J A Windsor et al. Aust N Z J Surg. 1998 Mar.

Abstract

Background: The increase in the incidence of iatrogenic injury to the extrahepatic biliary tree that has been documented since the introduction of laparoscopic cholecystectomy (LC) has been explained as a 'learning curve' problem. The early New Zealand experience has been published and the present study was undertaken to determine whether there had been any change in the incidence, nature and management of laparoscopic biliary injuries (LBI) after further experience with LC.

Methods: A nationwide audit was undertaken in 1995 by two confidential postal questionnaires: to all active general surgeons (n=184, response rate 60%), and to all endoscopists performing endoscopic retrograde cholangiopancreatography (ERCP) (n=18, response rate 100%).
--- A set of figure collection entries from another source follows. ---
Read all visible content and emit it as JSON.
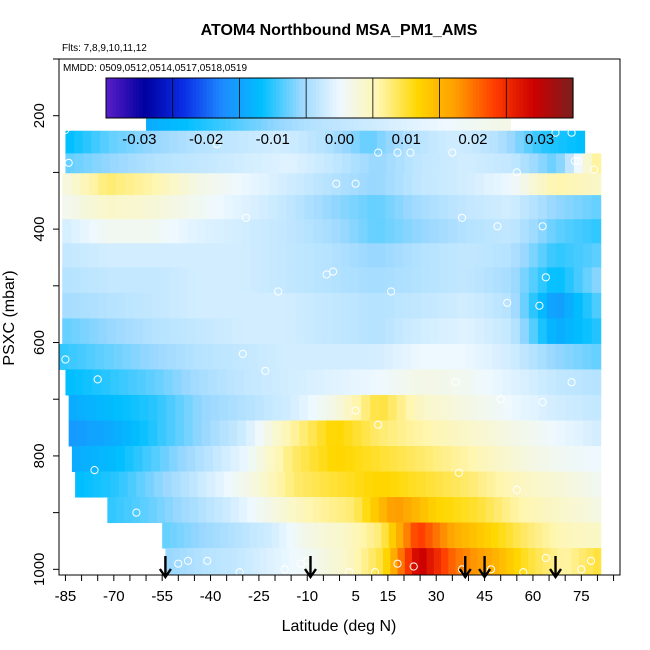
{
  "chart_data": {
    "type": "heatmap",
    "title": "ATOM4 Northbound MSA_PM1_AMS",
    "subtitle_flights": "Flts: 7,8,9,10,11,12",
    "subtitle_dates": "MMDD: 0509,0512,0514,0517,0518,0519",
    "xlabel": "Latitude (deg N)",
    "ylabel": "PSXC (mbar)",
    "xlim": [
      -87,
      87
    ],
    "ylim": [
      1010,
      100
    ],
    "x_ticks": [
      "-85",
      "-70",
      "-55",
      "-40",
      "-25",
      "-10",
      "5",
      "15",
      "30",
      "45",
      "60",
      "75"
    ],
    "x_tick_values": [
      -85,
      -70,
      -55,
      -40,
      -25,
      -10,
      5,
      15,
      30,
      45,
      60,
      75
    ],
    "y_ticks": [
      "200",
      "400",
      "600",
      "800",
      "1000"
    ],
    "y_tick_values": [
      200,
      400,
      600,
      800,
      1000
    ],
    "colorbar": {
      "min": -0.035,
      "max": 0.035,
      "tick_labels": [
        "-0.03",
        "-0.02",
        "-0.01",
        "0.00",
        "0.01",
        "0.02",
        "0.03"
      ],
      "tick_values": [
        -0.03,
        -0.02,
        -0.01,
        0.0,
        0.01,
        0.02,
        0.03
      ],
      "colors": [
        "#5a1ec8",
        "#0000a0",
        "#0a2ee6",
        "#1e8cff",
        "#00bfff",
        "#9ad8ff",
        "#eef8ff",
        "#fff6b0",
        "#ffd700",
        "#ff9d00",
        "#ff3c00",
        "#cc0000",
        "#7a1f1f"
      ]
    },
    "grid": false,
    "legend": "top colorbar",
    "arrow_latitudes": [
      -54,
      -9,
      39,
      45,
      67
    ],
    "layers": [
      {
        "p": 165,
        "lat_min": -60,
        "lat_max": 53,
        "values": [
          -0.012,
          -0.01,
          -0.008,
          -0.006,
          -0.005,
          -0.004,
          -0.003,
          -0.002,
          -0.001,
          0.0,
          0.001,
          0.002
        ]
      },
      {
        "p": 203,
        "lat_min": -60,
        "lat_max": 53,
        "values": [
          -0.014,
          -0.012,
          -0.01,
          -0.008,
          -0.006,
          -0.004,
          -0.003,
          -0.002,
          -0.001,
          0.0,
          0.001,
          0.002
        ]
      },
      {
        "p": 250,
        "lat_min": -85,
        "lat_max": 76,
        "values": [
          -0.012,
          -0.008,
          -0.006,
          -0.004,
          -0.003,
          -0.002,
          -0.004,
          -0.008,
          -0.004,
          -0.002,
          -0.004,
          -0.01,
          -0.012
        ]
      },
      {
        "p": 283,
        "lat_min": -85,
        "lat_max": 81,
        "values": [
          -0.008,
          -0.006,
          -0.004,
          -0.003,
          -0.002,
          -0.001,
          -0.003,
          -0.006,
          -0.003,
          -0.002,
          -0.003,
          -0.008,
          0.008
        ]
      },
      {
        "p": 320,
        "lat_min": -86,
        "lat_max": 81,
        "values": [
          0.002,
          0.008,
          0.006,
          0.002,
          0.0,
          -0.002,
          -0.004,
          -0.006,
          -0.003,
          -0.002,
          0.0,
          0.006,
          0.004
        ]
      },
      {
        "p": 360,
        "lat_min": -86,
        "lat_max": 81,
        "values": [
          0.001,
          0.004,
          0.003,
          0.001,
          -0.001,
          -0.003,
          -0.006,
          -0.008,
          -0.005,
          -0.003,
          -0.002,
          -0.006,
          -0.008
        ]
      },
      {
        "p": 405,
        "lat_min": -86,
        "lat_max": 81,
        "values": [
          -0.002,
          0.001,
          0.001,
          -0.001,
          -0.002,
          -0.003,
          -0.005,
          -0.008,
          -0.006,
          -0.004,
          -0.003,
          -0.008,
          -0.01
        ]
      },
      {
        "p": 445,
        "lat_min": -86,
        "lat_max": 81,
        "values": [
          -0.003,
          -0.002,
          -0.002,
          -0.002,
          -0.002,
          -0.003,
          -0.004,
          -0.006,
          -0.004,
          -0.003,
          -0.004,
          -0.01,
          -0.008
        ]
      },
      {
        "p": 490,
        "lat_min": -86,
        "lat_max": 81,
        "values": [
          -0.004,
          -0.003,
          -0.003,
          -0.002,
          -0.002,
          -0.003,
          -0.004,
          -0.005,
          -0.004,
          -0.003,
          -0.005,
          -0.012,
          -0.006
        ]
      },
      {
        "p": 535,
        "lat_min": -86,
        "lat_max": 81,
        "values": [
          -0.005,
          -0.004,
          -0.003,
          -0.002,
          -0.002,
          -0.002,
          -0.003,
          -0.004,
          -0.003,
          -0.002,
          -0.004,
          -0.016,
          -0.008
        ]
      },
      {
        "p": 580,
        "lat_min": -86,
        "lat_max": 81,
        "values": [
          -0.008,
          -0.006,
          -0.004,
          -0.003,
          -0.002,
          -0.002,
          -0.003,
          -0.004,
          -0.002,
          -0.001,
          -0.003,
          -0.014,
          -0.01
        ]
      },
      {
        "p": 625,
        "lat_min": -87,
        "lat_max": 81,
        "values": [
          -0.01,
          -0.008,
          -0.006,
          -0.004,
          -0.003,
          -0.002,
          -0.002,
          -0.002,
          0.0,
          0.0,
          -0.002,
          -0.006,
          -0.008
        ]
      },
      {
        "p": 670,
        "lat_min": -85,
        "lat_max": 81,
        "values": [
          -0.012,
          -0.01,
          -0.008,
          -0.005,
          -0.003,
          -0.002,
          -0.001,
          0.0,
          0.002,
          0.001,
          -0.001,
          -0.003,
          -0.004
        ]
      },
      {
        "p": 715,
        "lat_min": -84,
        "lat_max": 81,
        "values": [
          -0.014,
          -0.012,
          -0.01,
          -0.006,
          -0.004,
          -0.002,
          0.002,
          0.01,
          0.004,
          0.002,
          0.0,
          -0.002,
          -0.003
        ]
      },
      {
        "p": 760,
        "lat_min": -84,
        "lat_max": 81,
        "values": [
          -0.016,
          -0.014,
          -0.01,
          -0.006,
          -0.002,
          0.006,
          0.012,
          0.008,
          0.006,
          0.004,
          0.002,
          0.0,
          -0.002
        ]
      },
      {
        "p": 805,
        "lat_min": -83,
        "lat_max": 81,
        "values": [
          -0.014,
          -0.012,
          -0.008,
          -0.004,
          0.0,
          0.008,
          0.012,
          0.01,
          0.008,
          0.006,
          0.003,
          0.001,
          0.0
        ]
      },
      {
        "p": 850,
        "lat_min": -82,
        "lat_max": 81,
        "values": [
          -0.012,
          -0.01,
          -0.006,
          -0.002,
          0.002,
          0.008,
          0.01,
          0.012,
          0.01,
          0.008,
          0.005,
          0.003,
          0.001
        ]
      },
      {
        "p": 895,
        "lat_min": -72,
        "lat_max": 81,
        "values": [
          -0.01,
          -0.008,
          -0.005,
          -0.002,
          0.002,
          0.006,
          0.008,
          0.018,
          0.012,
          0.01,
          0.006,
          0.004,
          0.002
        ]
      },
      {
        "p": 940,
        "lat_min": -55,
        "lat_max": 81,
        "values": [
          -0.008,
          -0.006,
          -0.004,
          -0.002,
          0.002,
          0.004,
          0.008,
          0.024,
          0.016,
          0.012,
          0.008,
          0.005,
          0.004
        ]
      },
      {
        "p": 985,
        "lat_min": -54,
        "lat_max": 81,
        "values": [
          -0.006,
          -0.004,
          -0.003,
          -0.001,
          0.001,
          0.004,
          0.01,
          0.03,
          0.02,
          0.016,
          0.01,
          0.006,
          0.01
        ]
      }
    ],
    "sample_points": [
      [
        -85,
        225
      ],
      [
        -76,
        210
      ],
      [
        -84,
        283
      ],
      [
        -38,
        250
      ],
      [
        -1,
        320
      ],
      [
        5,
        320
      ],
      [
        12,
        265
      ],
      [
        18,
        265
      ],
      [
        22,
        265
      ],
      [
        35,
        265
      ],
      [
        55,
        210
      ],
      [
        67,
        230
      ],
      [
        72,
        230
      ],
      [
        73,
        280
      ],
      [
        74,
        280
      ],
      [
        49,
        395
      ],
      [
        55,
        300
      ],
      [
        63,
        395
      ],
      [
        79,
        295
      ],
      [
        -29,
        380
      ],
      [
        -19,
        510
      ],
      [
        -4,
        480
      ],
      [
        -2,
        475
      ],
      [
        16,
        510
      ],
      [
        38,
        380
      ],
      [
        64,
        485
      ],
      [
        62,
        535
      ],
      [
        52,
        530
      ],
      [
        -85,
        630
      ],
      [
        -75,
        665
      ],
      [
        -30,
        620
      ],
      [
        -23,
        650
      ],
      [
        5,
        720
      ],
      [
        12,
        745
      ],
      [
        36,
        670
      ],
      [
        50,
        700
      ],
      [
        63,
        705
      ],
      [
        72,
        670
      ],
      [
        -76,
        825
      ],
      [
        -63,
        900
      ],
      [
        -50,
        990
      ],
      [
        -47,
        985
      ],
      [
        -41,
        985
      ],
      [
        -31,
        1005
      ],
      [
        -17,
        1000
      ],
      [
        -12,
        990
      ],
      [
        -10,
        985
      ],
      [
        3,
        1005
      ],
      [
        11,
        1005
      ],
      [
        18,
        990
      ],
      [
        23,
        995
      ],
      [
        38,
        1000
      ],
      [
        47,
        1000
      ],
      [
        57,
        1005
      ],
      [
        64,
        980
      ],
      [
        75,
        1000
      ],
      [
        78,
        985
      ],
      [
        37,
        830
      ],
      [
        55,
        860
      ]
    ]
  }
}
Results: The total number of LBI was 21, compared with 41 for 1991-92. The site and nature of the injuries were similar for the two survey periods. More of the injuries appeared to be diagnosed after the operation and prior to discharge (25% vs 47%). Calculating the national incidence of LBI was not possible without complete reporting, but in the subset of surgeons responsible for the LBI there was no apparent decrease in the incidence of all LBI (2.8% vs 2.9%), those requiring active re-intervention (2.4% vs 2.7%) and major duct injury (1.1% vs 0.7%), despite a significant increase in the surgeons' prior experience with LC (20% vs 61% of surgeons had performed more than 100 LC). There were some concerning trends in management: a less frequent use of ERCP in patients with LBI diagnosed after surgery (76% vs 65%) and a higher proportion of patients with minor injuries managed by re-operation (26% vs 50%).

Conclusions: The present study indicates that iatrogenic biliary injury is a persistent problem in New Zealand, despite increasing experience with LC, and suggests the need for more intensive scrutiny of operative technique and training. There is scope to manage more patients with minor duct injuries conservatively.